Dernière mise à jour : 10 sept.

Vous possédez un terrain classé en « espace boisé classé »


Posséder un terrain classé en espace boisé classé (EBC) peut fortement limiter les possibilités de construction, d’extension ou même de coupe d’arbres, et conduire à des refus de permis ou de déclarations préalables.


Le classement en EBC, prévu par le code de l’urbanisme (notamment les articles L. 113-1 et suivants, anciennement L. 130-1), constitue une servitude d’urbanisme destinée à préserver les boisements existants ou à créer de nouveaux boisements, au nom de l’intérêt général.


Cet article présente, à partir des textes et de la jurisprudence disponibles dans les documents fournis :

  • les règles applicables aux EBC (interdictions, possibilités de travaux, effets du classement) ;


  • les démarches à suivre avant de réaliser des travaux (vérification du PLU, demandes d’autorisation, procédures particulières) ;


  • les recours en cas de refus et les risques encourus en cas de travaux non autorisés.



1. Qu’est‑ce qu’un espace boisé classé (EBC) ?

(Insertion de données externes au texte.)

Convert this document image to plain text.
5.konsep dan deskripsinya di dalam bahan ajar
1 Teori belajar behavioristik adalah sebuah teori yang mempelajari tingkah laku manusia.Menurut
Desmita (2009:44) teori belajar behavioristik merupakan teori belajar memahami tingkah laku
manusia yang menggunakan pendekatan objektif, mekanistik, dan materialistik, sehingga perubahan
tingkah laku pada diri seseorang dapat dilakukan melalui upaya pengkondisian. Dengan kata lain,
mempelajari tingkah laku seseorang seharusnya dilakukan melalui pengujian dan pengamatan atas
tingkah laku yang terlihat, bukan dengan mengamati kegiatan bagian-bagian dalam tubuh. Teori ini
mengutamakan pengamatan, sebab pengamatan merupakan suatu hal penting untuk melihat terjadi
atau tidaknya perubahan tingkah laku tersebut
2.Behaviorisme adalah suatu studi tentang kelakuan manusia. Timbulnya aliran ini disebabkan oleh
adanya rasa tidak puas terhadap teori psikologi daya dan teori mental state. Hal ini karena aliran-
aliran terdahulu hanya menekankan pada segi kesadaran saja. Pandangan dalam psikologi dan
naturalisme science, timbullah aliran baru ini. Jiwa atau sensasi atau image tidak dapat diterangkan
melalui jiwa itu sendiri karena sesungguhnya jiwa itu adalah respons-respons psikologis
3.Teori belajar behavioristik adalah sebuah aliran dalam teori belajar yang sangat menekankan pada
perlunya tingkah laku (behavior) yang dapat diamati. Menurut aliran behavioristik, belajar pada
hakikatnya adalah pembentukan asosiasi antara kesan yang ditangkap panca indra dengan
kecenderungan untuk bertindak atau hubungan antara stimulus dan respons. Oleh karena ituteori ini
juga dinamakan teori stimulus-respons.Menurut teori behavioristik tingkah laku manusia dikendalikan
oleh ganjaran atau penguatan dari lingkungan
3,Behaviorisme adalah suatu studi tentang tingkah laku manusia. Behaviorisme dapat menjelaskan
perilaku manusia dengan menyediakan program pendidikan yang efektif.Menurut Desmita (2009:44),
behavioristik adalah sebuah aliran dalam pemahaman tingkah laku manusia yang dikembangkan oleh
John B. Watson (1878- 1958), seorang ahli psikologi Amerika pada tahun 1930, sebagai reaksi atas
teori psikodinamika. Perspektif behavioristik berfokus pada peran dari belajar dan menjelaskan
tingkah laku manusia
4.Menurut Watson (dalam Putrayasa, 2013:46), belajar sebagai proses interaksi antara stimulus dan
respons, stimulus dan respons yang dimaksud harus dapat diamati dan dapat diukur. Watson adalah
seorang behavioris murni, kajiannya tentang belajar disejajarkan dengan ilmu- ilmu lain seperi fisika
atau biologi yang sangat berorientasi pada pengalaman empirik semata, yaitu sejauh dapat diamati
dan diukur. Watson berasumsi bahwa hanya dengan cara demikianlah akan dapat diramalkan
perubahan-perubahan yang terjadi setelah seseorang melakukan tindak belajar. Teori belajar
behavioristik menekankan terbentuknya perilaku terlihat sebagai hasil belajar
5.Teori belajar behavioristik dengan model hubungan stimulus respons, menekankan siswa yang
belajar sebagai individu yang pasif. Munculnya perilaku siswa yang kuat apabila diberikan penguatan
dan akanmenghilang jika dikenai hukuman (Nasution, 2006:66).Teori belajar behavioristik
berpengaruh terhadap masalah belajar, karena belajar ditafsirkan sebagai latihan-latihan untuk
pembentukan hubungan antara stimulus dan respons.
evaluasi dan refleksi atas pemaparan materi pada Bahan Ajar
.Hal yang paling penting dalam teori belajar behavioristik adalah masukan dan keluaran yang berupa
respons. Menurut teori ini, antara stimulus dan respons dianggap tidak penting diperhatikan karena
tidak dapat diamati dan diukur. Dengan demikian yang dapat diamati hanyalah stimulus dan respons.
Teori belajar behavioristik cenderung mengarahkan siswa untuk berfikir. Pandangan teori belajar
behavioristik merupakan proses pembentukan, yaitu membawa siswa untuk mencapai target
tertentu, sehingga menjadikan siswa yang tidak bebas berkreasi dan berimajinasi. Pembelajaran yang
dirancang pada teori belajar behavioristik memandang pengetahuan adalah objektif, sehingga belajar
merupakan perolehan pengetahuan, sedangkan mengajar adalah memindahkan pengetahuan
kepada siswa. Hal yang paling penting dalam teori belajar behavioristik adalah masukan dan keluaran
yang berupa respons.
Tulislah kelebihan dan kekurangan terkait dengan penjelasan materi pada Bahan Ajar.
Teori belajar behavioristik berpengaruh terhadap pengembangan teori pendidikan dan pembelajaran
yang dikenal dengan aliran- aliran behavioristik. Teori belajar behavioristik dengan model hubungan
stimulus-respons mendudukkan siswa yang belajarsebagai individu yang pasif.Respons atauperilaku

1.1. Un classement décidé par le PLU


Les plans locaux d’urbanisme (PLU) peuvent « classer comme espaces boisés, les bois, forêts, parcs à conserver, à protéger ou à créer, qu’ils relèvent ou non du régime forestier, enclos ou non, attenants ou non à des habitations ».


Ce classement peut aussi viser :

  • des arbres isolés ;

  • des haies ou réseaux de haies ;

  • des plantations d’alignement.


La jurisprudence admet de manière constante que le classement n’est pas subordonné à l’existence d’un boisement : un terrain non boisé peut être classé, dès lors qu’un boisement est prévu ou qu’il existe à proximité et que le classement vise à en permettre le développement.


Le PLU doit faire apparaître graphiquement les EBC dans ses documents graphiques (article R. 151‑31 du code de l’urbanisme).


Attention : si le document graphique classe une parcelle en EBC, mais que le règlement du PLU indique « néant » à la rubrique « espaces boisés classés », la servitude d’EBC n’est pas juridiquement opposable.


1.2. Un outil de protection très large


Le classement en EBC peut concerner :


  • des terrains de toute superficie, y compris de petite taille ;


  • des terrains partiellement boisés ou même non totalement plantés ;


  • des boisements de qualité médiocre ou composés d’arbres fruitiers : la qualité du boisement n’est pas un critère de protection.


Il peut même s’appliquer à des terrains qui ne présentent pas le caractère d’une forêt ou d’un bois, pourvu que l’objectif de protection ou de création de boisement soit poursuivi.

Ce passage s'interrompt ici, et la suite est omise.